No Outono cai a folha ‒ 04
Os velhotes
Quando eu nasci a minha irmã já tinha sete anitos, uma menina muito mimada e habituada a ser a filha única, deixando que caíssem sobre ela todas as atenções dos pais e dos familiares próximos já que era uma jovem muito bem-comportada e cheia daquilo que, então, se chamava siso.
Nunca tive curiosidade de saber quando é que ela começou a sentir ternura e amor por este intruso na família, contudo, julgo, com a evolução do bebé e o ganhar “forma de gente” a minha irmã começou a gostar do mano, que, segundo dizem, depois dos três ou quatro primeiros meses de vida se fez um ser engraçado.
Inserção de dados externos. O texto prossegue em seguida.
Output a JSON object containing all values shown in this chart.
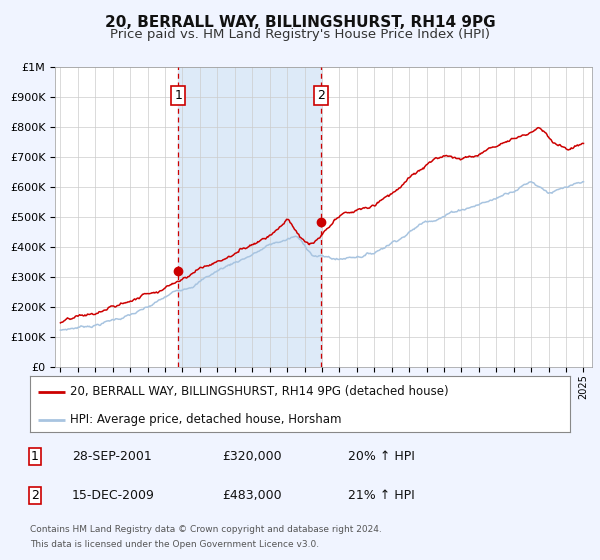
{
  "title": "20, BERRALL WAY, BILLINGSHURST, RH14 9PG",
  "subtitle": "Price paid vs. HM Land Registry's House Price Index (HPI)",
  "ylim": [
    0,
    1000000
  ],
  "xlim_start": 1994.7,
  "xlim_end": 2025.5,
  "yticks": [
    0,
    100000,
    200000,
    300000,
    400000,
    500000,
    600000,
    700000,
    800000,
    900000,
    1000000
  ],
  "ytick_labels": [
    "£0",
    "£100K",
    "£200K",
    "£300K",
    "£400K",
    "£500K",
    "£600K",
    "£700K",
    "£800K",
    "£900K",
    "£1M"
  ],
  "xticks": [
    1995,
    1996,
    1997,
    1998,
    1999,
    2000,
    2001,
    2002,
    2003,
    2004,
    2005,
    2006,
    2007,
    2008,
    2009,
    2010,
    2011,
    2012,
    2013,
    2014,
    2015,
    2016,
    2017,
    2018,
    2019,
    2020,
    2021,
    2022,
    2023,
    2024,
    2025
  ],
  "hpi_color": "#a8c4e0",
  "price_color": "#cc0000",
  "bg_color": "#f0f4ff",
  "plot_bg": "#ffffff",
  "grid_color": "#cccccc",
  "shade_color": "#ddeaf8",
  "vline_color": "#cc0000",
  "marker1_x": 2001.75,
  "marker1_y": 320000,
  "marker2_x": 2009.96,
  "marker2_y": 483000,
  "vline1_x": 2001.75,
  "vline2_x": 2009.96,
  "legend_label_price": "20, BERRALL WAY, BILLINGSHURST, RH14 9PG (detached house)",
  "legend_label_hpi": "HPI: Average price, detached house, Horsham",
  "table_row1": [
    "1",
    "28-SEP-2001",
    "£320,000",
    "20% ↑ HPI"
  ],
  "table_row2": [
    "2",
    "15-DEC-2009",
    "£483,000",
    "21% ↑ HPI"
  ],
  "footer1": "Contains HM Land Registry data © Crown copyright and database right 2024.",
  "footer2": "This data is licensed under the Open Government Licence v3.0.",
  "title_fontsize": 11,
  "subtitle_fontsize": 9.5
}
Com três anos, cabelos castanhos muito claros, compridos como era moda na altura, eu tenho vagas recordações de ser um “diabrete” imparável e já com certa facilidade de expressão oral que, no ano seguinte, evoluiu significativamente, tornando-me um puto giro que fazia os encantos da minha irmã e das suas amigas já espigadotas, junto das quais ‒ as mais bonitas ‒, procurava insinuar-me para dar e receber beijinhos. Verdade seja que um ano depois, as mais astutas das amigas da minha irmã convenceram-na de que eu era, talvez, para a idade, um menino atrevidote. Lá se me foram os beijinhos!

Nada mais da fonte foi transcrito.